Figure 5 - La perturbation de l'expression de Tuna affecte celle des gènes de pluripotence et de différenciation. Adapté de Lin et al. (2014). A) Le knock-down de Tuna (linc86023) module l’expression des gènes marqueurs de lignée. Les mESCs CCE (Oct4-GFP) ont été transductées avec le shRNA-I dirigé contre Tuna ou un shRNA contrôle. L’ARN a été extrait après 4 jours et analysé par qRT-PCR. L’expression génique a été normalisée et comparée aux niveaux de β-actine dans les cellules exprimant le shRNA contrôle. Les données représentent la moyenne de triplicats ± écart-type. B) L’expression de Nanog et Oct4 est induite par la surexpression de Tuna dans les cellules CCE incubées avec ou sans LIF. Les cellules ont été transfectées avec les vecteurs d’expression pcDNA3 indiqués et sélectionnées par addition de G418 (Néomycine) après 24h. L’ARN a été extrait après 4 jours et analysé par qRT-PCR. Les niveaux d’ARNm ont été normalisés à la β-actine et sont des expressions relatives comparées aux cellules exprimant l’EGFP. Les données représentent la moyenne de triplicats ± écart-type. C) La surexpression de Tuna promeut la reprogrammation de MEFs vers les iPSCs. Les MEFs Oct4-GFP ont été ensemencées sur gélatine en plaques 12 puits et transductées avec les rétrovirus exprimant les 4 facteurs (Oct4, Sox2, Klf4 et c-Myc) et soit Tuna pleine longueur ou DsRed (contrôle négatif). Le milieu a été remplacé par du milieu MEF frais le jour suivant et 3 jours plus tard, le milieu a été changé par du milieu mESCs supplémenté en LIF. Les colonies iPSCs GFP+ ont été comptées 2 semaines après transduction. Le nombre de colonies GFP+ est normalisés aux cultures transductées par DsRed. Les données représentent la moyenne de triplicats ± écart-type.

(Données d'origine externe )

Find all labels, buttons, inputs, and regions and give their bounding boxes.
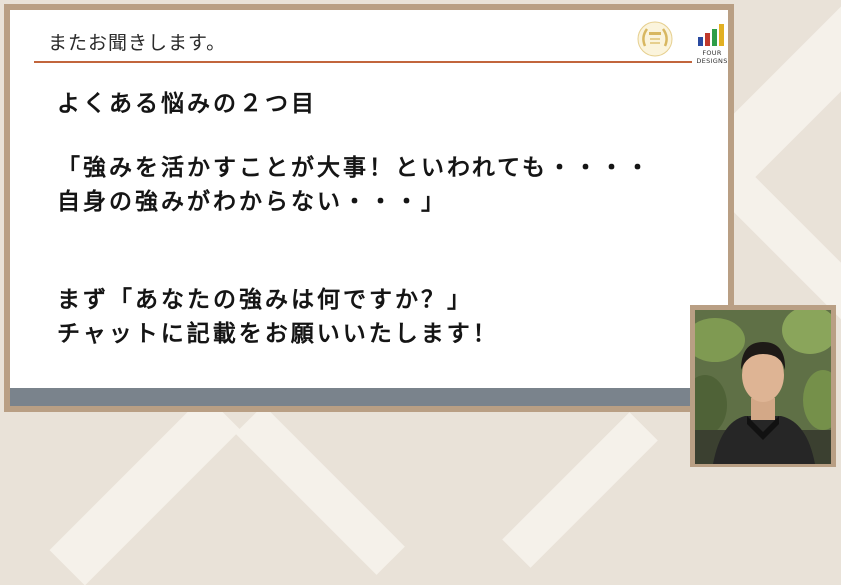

Figure 6 - Tuna est impliqué dans le contrôle de la pluripotence et de la différenciation neuronale des mESCs. Adapté de Lin et al. (2014). A) Quantification des colonies iPSCs GFP+ 2 semaines après reprogrammation. Les MEFs Oct4-GFP ont été transductées avec les rétrovirus exprimant les 4 facteurs et DsRed (contrôle) ou un des variants de Tuna suivants : sauvage (WT – Tuna), un mutant sans la région conservée (Tuna-mut), ou la région conservée seulement (Tuna-con). Le nombre de colonies iPSCs GFP+ est normalisé aux cultures transductées avec DsRed, les données représentent la moyenne de triplicats ± l’écart-type. B) Processus d’ontologie génique enrichis des 10 groupes de gènes identifiés par RNA-Seq sur l’ARN extrait de CCE mESCs KD pour Tuna. C) Fluorescence et champs clairs de différenciation in vitro de mESCs CCE transductées avec shRNA contrôle ou spécifique à Tuna. Les cellules CCE ont été transductées après 2 jours de différenciation et analysées à jour 7. Les panneaux hauts montrent les cellules marquées pour la Nestine (gauche) et Tuj1 (droite). Les panneaux du milieu montrent Hoechst au noyau, et les panneaux du bas montrent les images en champ clair. Échelle 100µm.